I was a twin – the second born – but my mother’s favorite. That was key – because she wanted me to grab my older brother’s first born son status – and birthright. I lied. She lied. We got it from my father Isaac – and I paid for it – twenty years on the run from my brother Esau – the stronger brother. Yet he ended up bigger and better than me – in that he forgave me for my sin – and we were reconciled.
Was it the death of my different wives – especially my favorite Rachel? Or was it seeing her pain when her sister Laban – my first wife – whom I thought was going to be Rachel – had sons – and she didn’t?
Life is funny.
What goes around comes around. I tricked my father and her father-in-law tricked me.

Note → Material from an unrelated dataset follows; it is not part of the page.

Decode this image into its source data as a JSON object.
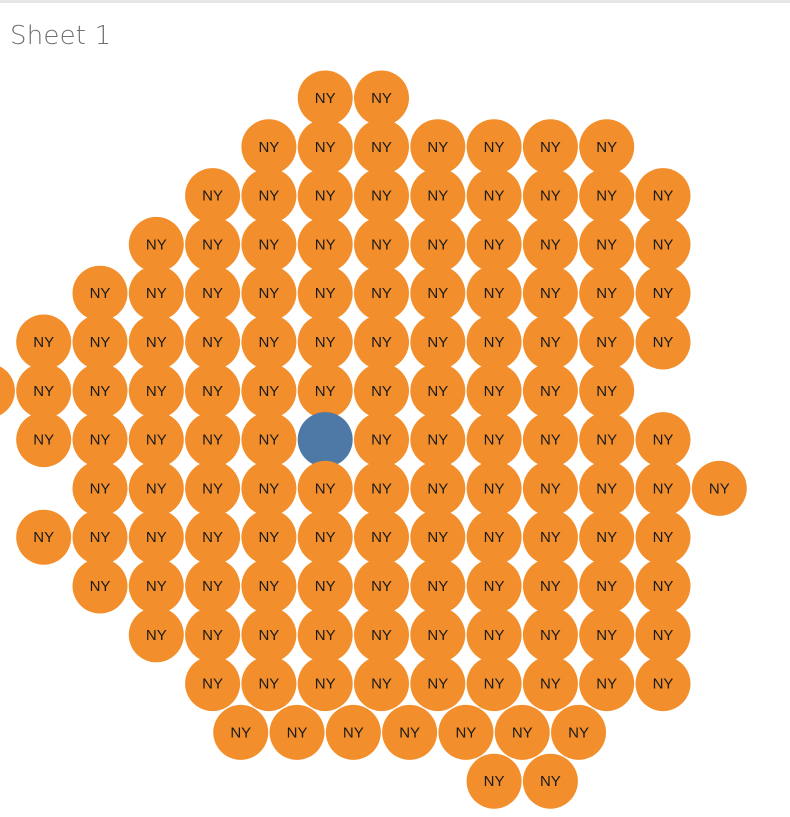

Was it that night when I couldn’t sleep – and I spent the whole night twisting and turning – and wrestling with a mysterious night time visitor – a demon, an angel, a wild man, myself - something – and I hung in there till morning and received a new nickname: Israel and new insights into life?
Life is interesting.
When you’re going through something horrible – like losing a job – or losing a loved one – you experience pain and deep anger. Then comes the “Why?” “Why?” “Why?” And then those why’s lead to a dozen new why’s. It's my experience that one never knows the answers to why’s or where a mystery ends.
One moves and the next place is worse than the place one left – but then one moves to a third place – and one realizes the second was more significant than the first place.

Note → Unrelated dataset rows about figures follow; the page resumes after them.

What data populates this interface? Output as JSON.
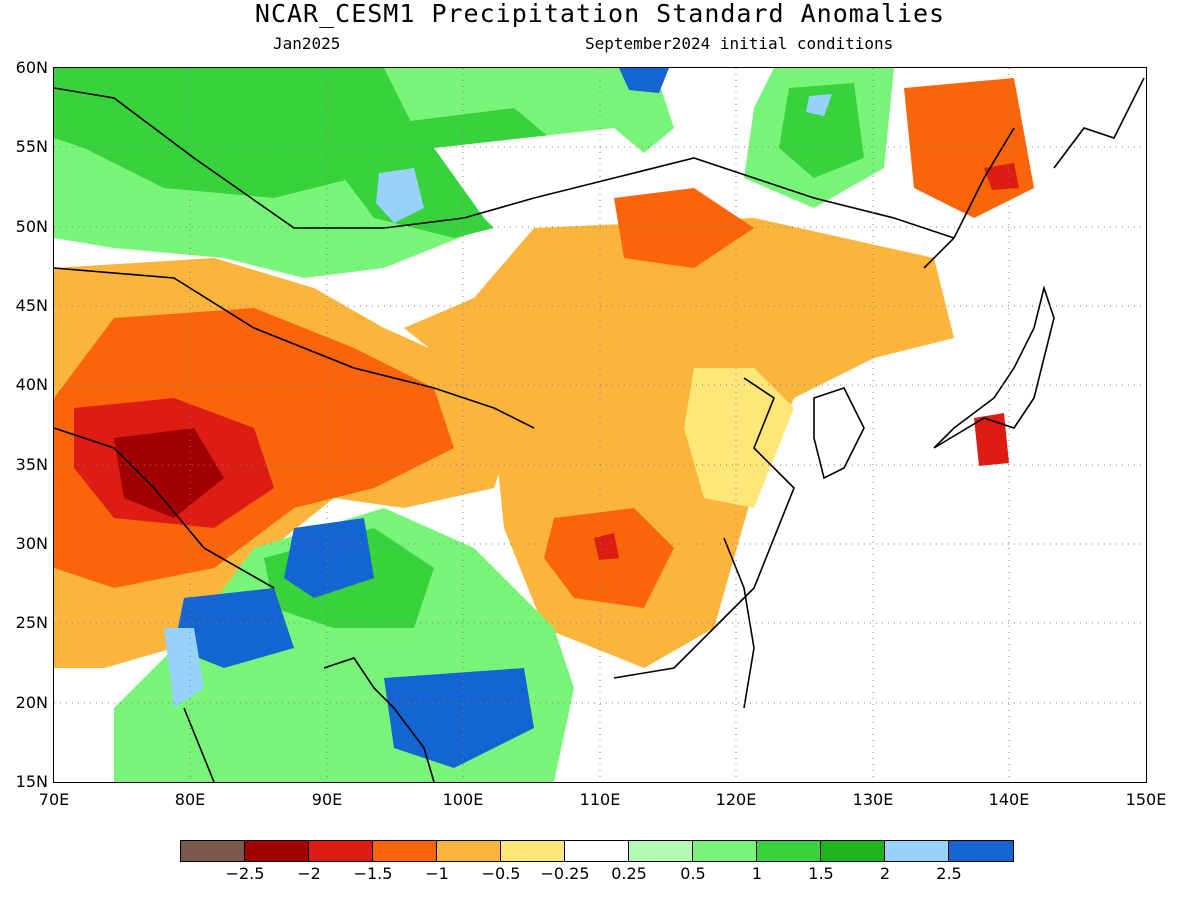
{
  "title": "NCAR_CESM1 Precipitation Standard Anomalies",
  "valid_month": "Jan2025",
  "initial_conditions": "September2024 initial conditions",
  "map": {
    "lon_range": [
      70,
      150
    ],
    "lat_range": [
      15,
      60
    ],
    "lat_labels": [
      "60N",
      "55N",
      "50N",
      "45N",
      "40N",
      "35N",
      "30N",
      "25N",
      "20N",
      "15N"
    ],
    "lon_labels": [
      "70E",
      "80E",
      "90E",
      "100E",
      "110E",
      "120E",
      "130E",
      "140E",
      "150E"
    ],
    "gridlines": "dotted"
  },
  "colorbar": {
    "colors": [
      "#7a5a50",
      "#a00000",
      "#dd1c14",
      "#fa640a",
      "#fbb43c",
      "#fee678",
      "#ffffff",
      "#b4fab4",
      "#78f578",
      "#37d23c",
      "#1eb41e",
      "#96d2fa",
      "#1464d2"
    ],
    "labels": [
      "−2.5",
      "−2",
      "−1.5",
      "−1",
      "−0.5",
      "−0.25",
      "0.25",
      "0.5",
      "1",
      "1.5",
      "2",
      "2.5"
    ]
  },
  "icons": {
    "coastlines": "coastline-outline",
    "borders": "country-border-outline"
  }
}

Or sometimes answers to mysteries appear in funny places. Then again, another day, another year, another experience, brings a new take on each place and each situation one has been in or gone trough. Life takes time. Life takes distance. Life takes old age to figure out young age.
So I’m sensing that the best course of action is this: instead of giving answers – instead of questions in my old age – I simply see scenes from my life.
For example, for years – years now – I couldn’t get over the disappearance and death of my favorite son, Joseph. It took me a long, long time to adjust – to get on with life – without him. Then when the cut had become a hard scar – when I had moved on – surprise, I find out he’s not dead, but alive.
There I am in a wagon – surrounded by wagons and children – wives and children – and we’re on the road again. This time we’re headed for my son Joseph – Joseph the Dreamer.
Who would believe he’d come back into our lives – and like Esau forgiving me – he forgave his brothers for what they had done to him and me.
So I’m thinking right now – maybe forgiveness is key – this ability to forgive others, self.
As to forgiving God? No I learned a long time ago that’s deepest idolatry – to think we can forgive God or even ask the question.
But how do people do this – this forgiveness? Does God plant the forgiveness seed in everyone – and as Jesus was to say some 1700 years after me – in some people seeds grow - 30, 60 and 100fold – and in some people the seed just gets choked up or it’s trampled by feet and wagon wheels.
Jesus said you’re going to get a lot of resistance preaching forgiveness – but lack of forgiveness is going to destroy family life and slay the human spirit.
I was to later hear Jesus’ Prodigal Son story. My story was the reverse. My son reached out to me and to my other kids – and forgave us everything. In Jesus story, the father waited. In my story it was the father who was waited for.
Enough. I’ve talked long enough. Let’s keep these wagons rolling and get to whatever is our next. Right now Egypt looks promising, but who knows what might happen next?
Hey, you never know. You never know what’s next. Amen.